- #1
karkas
- 132
- 1
Homework Statement
I'm having a bit of trouble evaluating the following commutator
$$ \left[T^{+},T^{-}\right] $$
where [itex]T^{+}=\int_{M}d^{3}x\:\bar{\nu}_{L}\gamma^{0}e_{L}=\int_{M}d^{3}x\:\nu_{L}^{\dagger}e_{L} [/itex]
and
[itex] T^{-}=\int_{M}d^{3}x\:\bar{e}_{L}\gamma^{0}\nu_{L}=\int_{M}d^{3}x\:e_{L}^{\dagger}\nu_{L}[/itex]
a step necessary to prove that the [itex]\text{SU}(2)_L[/itex] is a part of the GWS Electroweak gauge symmetry group. Discussing with my professor I've been confused as to how I should proceed with this. Initially, I wrote:
[itex]\left[T^{+},T^{-}\right]=\int_{M}d^{3}x\:d^{3}y\:\left[\nu_{L}^{\dagger}\left(x^{\mu}\right)e_{L}\left(x^{\mu}\right),e_{L}^{\dagger}\left(y^{\mu}\right)\nu_{L}\left(y^{\mu}\right)\right]\delta^{3}\left(x-y\right)[/itex]
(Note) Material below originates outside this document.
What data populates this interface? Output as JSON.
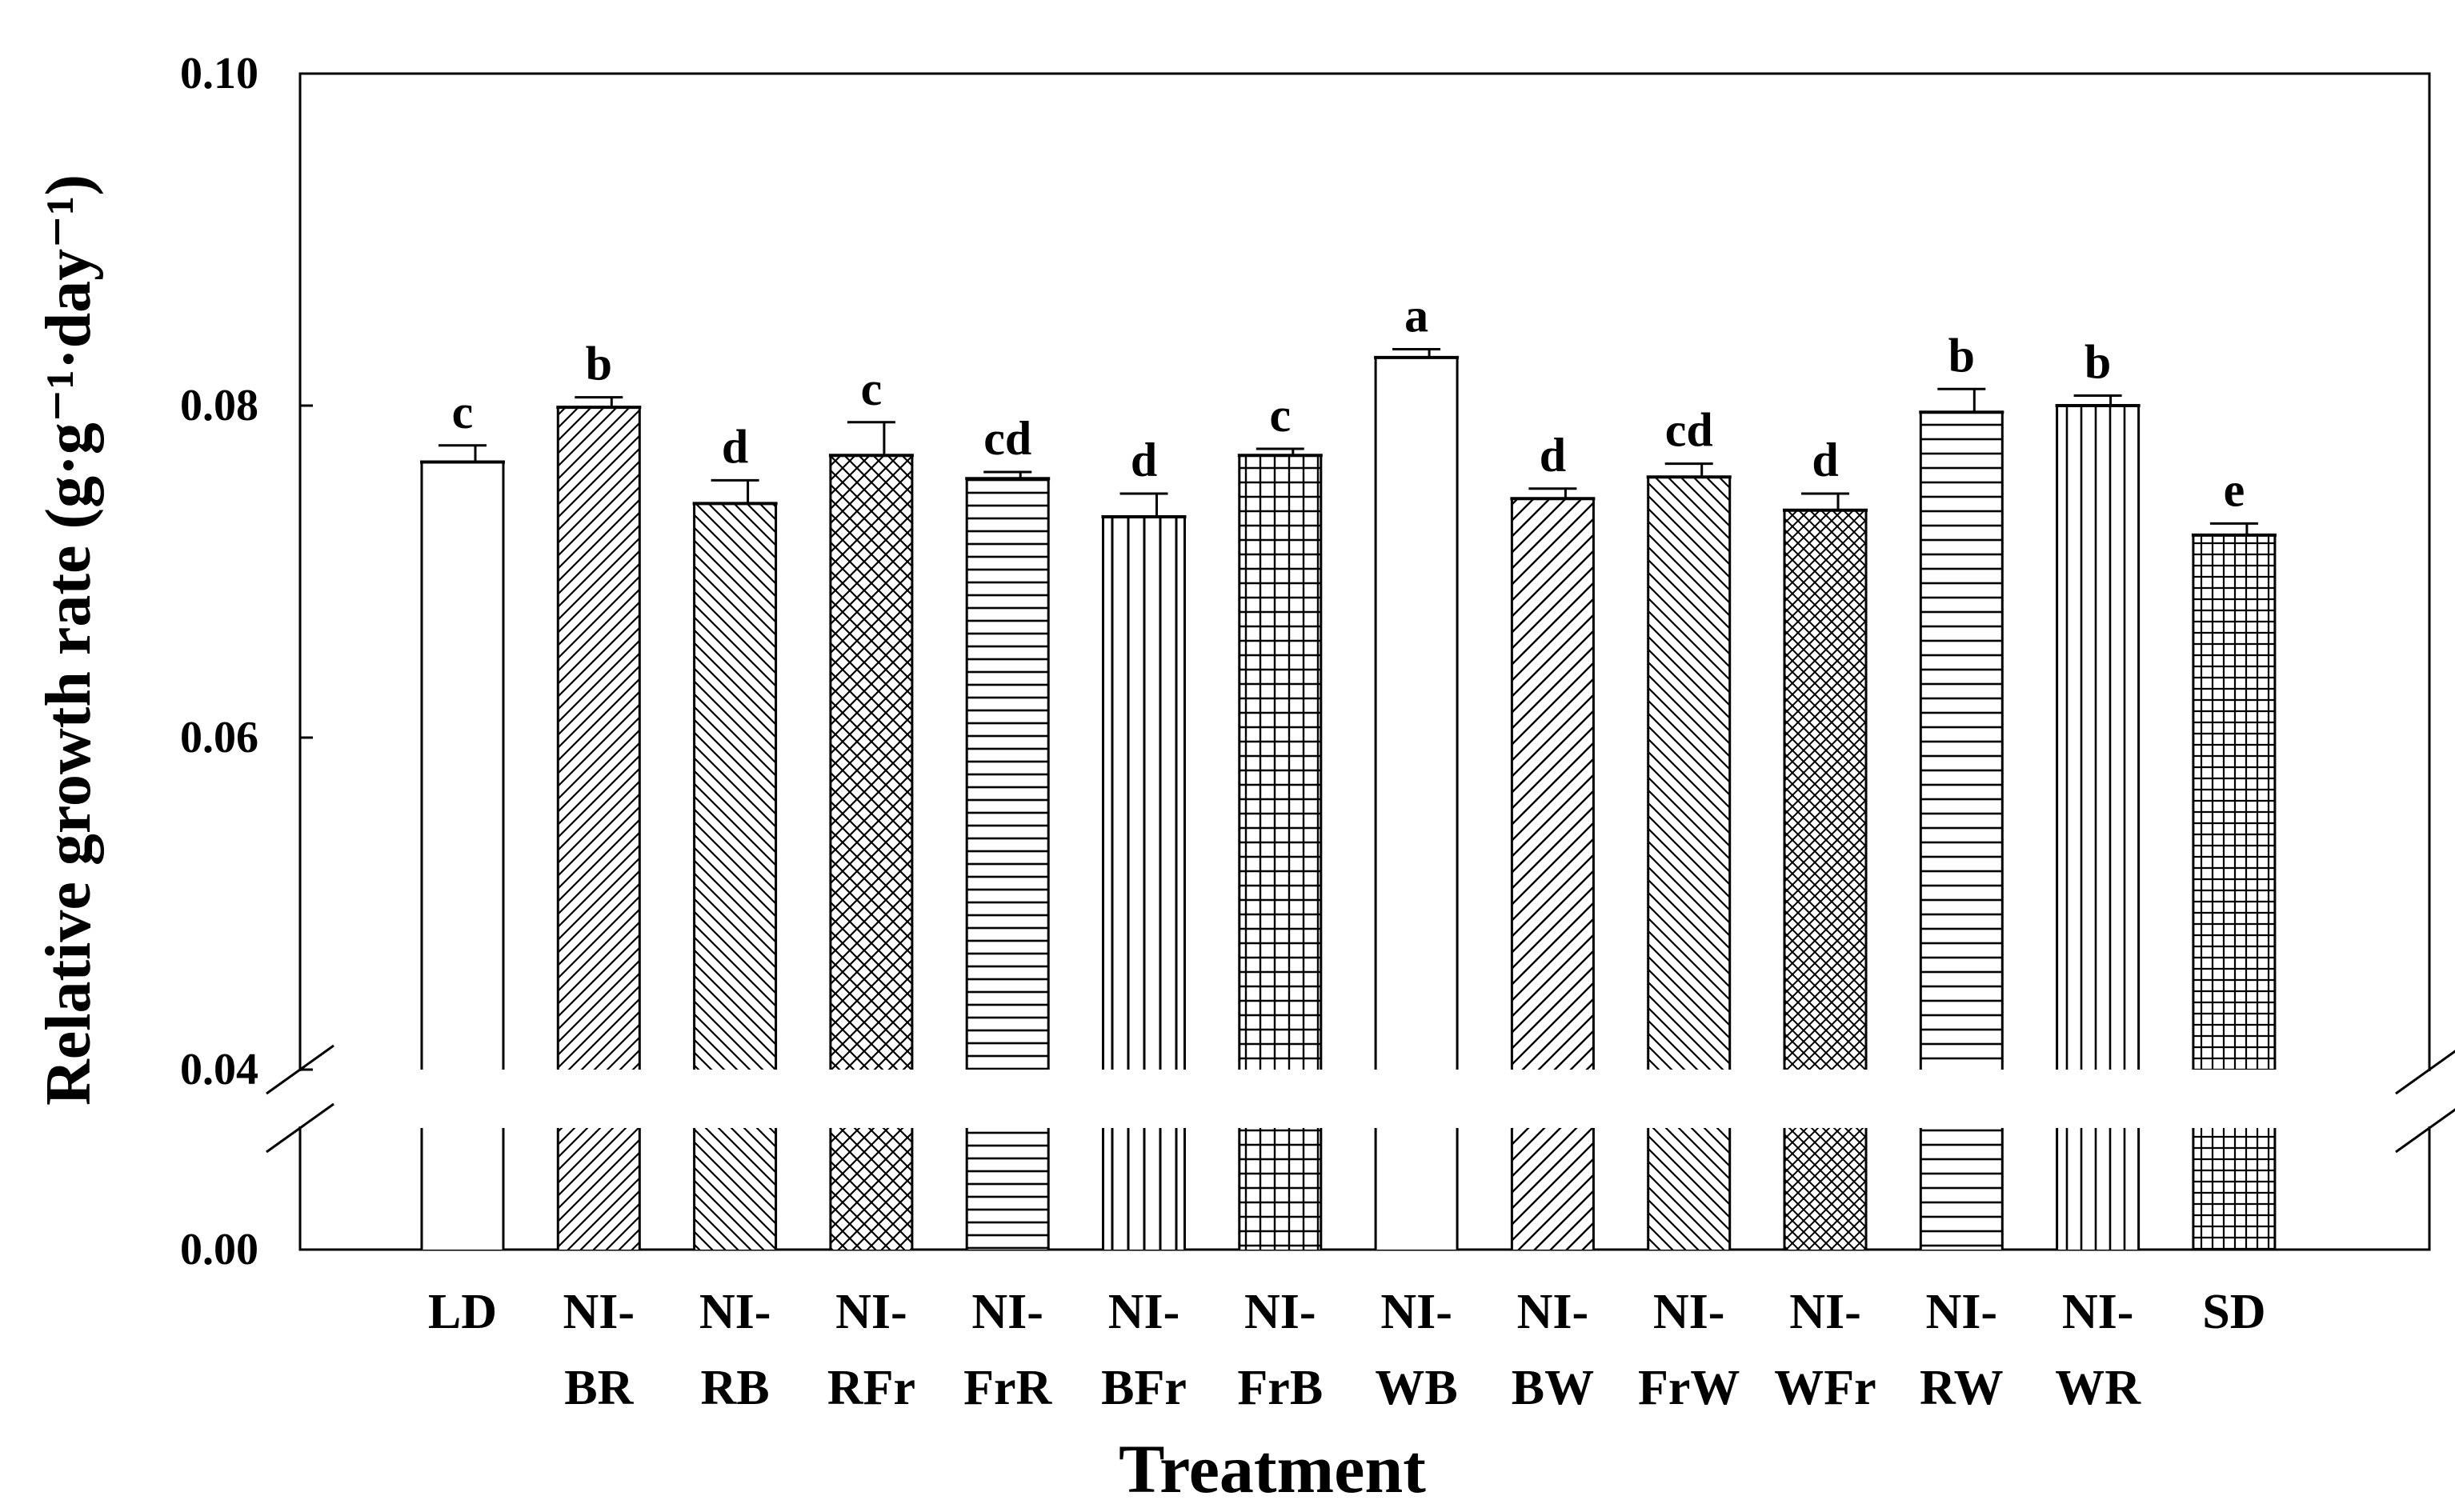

according to Paschos (Electroweak Theory) where my something of an unfamiliarity with QFT leaves me wondering exactly how I inserted that Dirac delta, but I see it's necessary.
Homework Equations
The Attempt at a Solution
I thought of using the fermionic algebra, the anticommutator [itex]\left\{ a(y),a^{\dagger}(x)\right\} =1 \Rightarrow a(y)a^{\dagger}(x)=\left\{ a(y),a^{\dagger}(x)\right\} -a^{\dagger}(x)a(y)[/itex] along with the Dirac delta should let me reach [itex]\left[T^{+},T^{-}\right] = \frac{1}{2}\int_{M}d^{3}x\:\left(\nu_{L}^{\dagger}\nu_{L}-e_{L}^{\dagger}e_{L}\right)[/itex]
and therefore
$$\left[T^{+},T^{-}\right]=T^{3}$$
but my professor says that this is wrong. I also tried [itex]\left[T^{+},T^{-}\right]=\left[\bar{\chi}_{L}\gamma^{0}\tau^{+}\chi_{L},\bar{\chi}_{L}\gamma^{0}\tau^{-}\chi_{L}\right][/itex] but I got weirded out by the [itex]u\bar{u}[/itex] factors and lucked out.
Could someone construct the proof or guide me addressing some of these issues?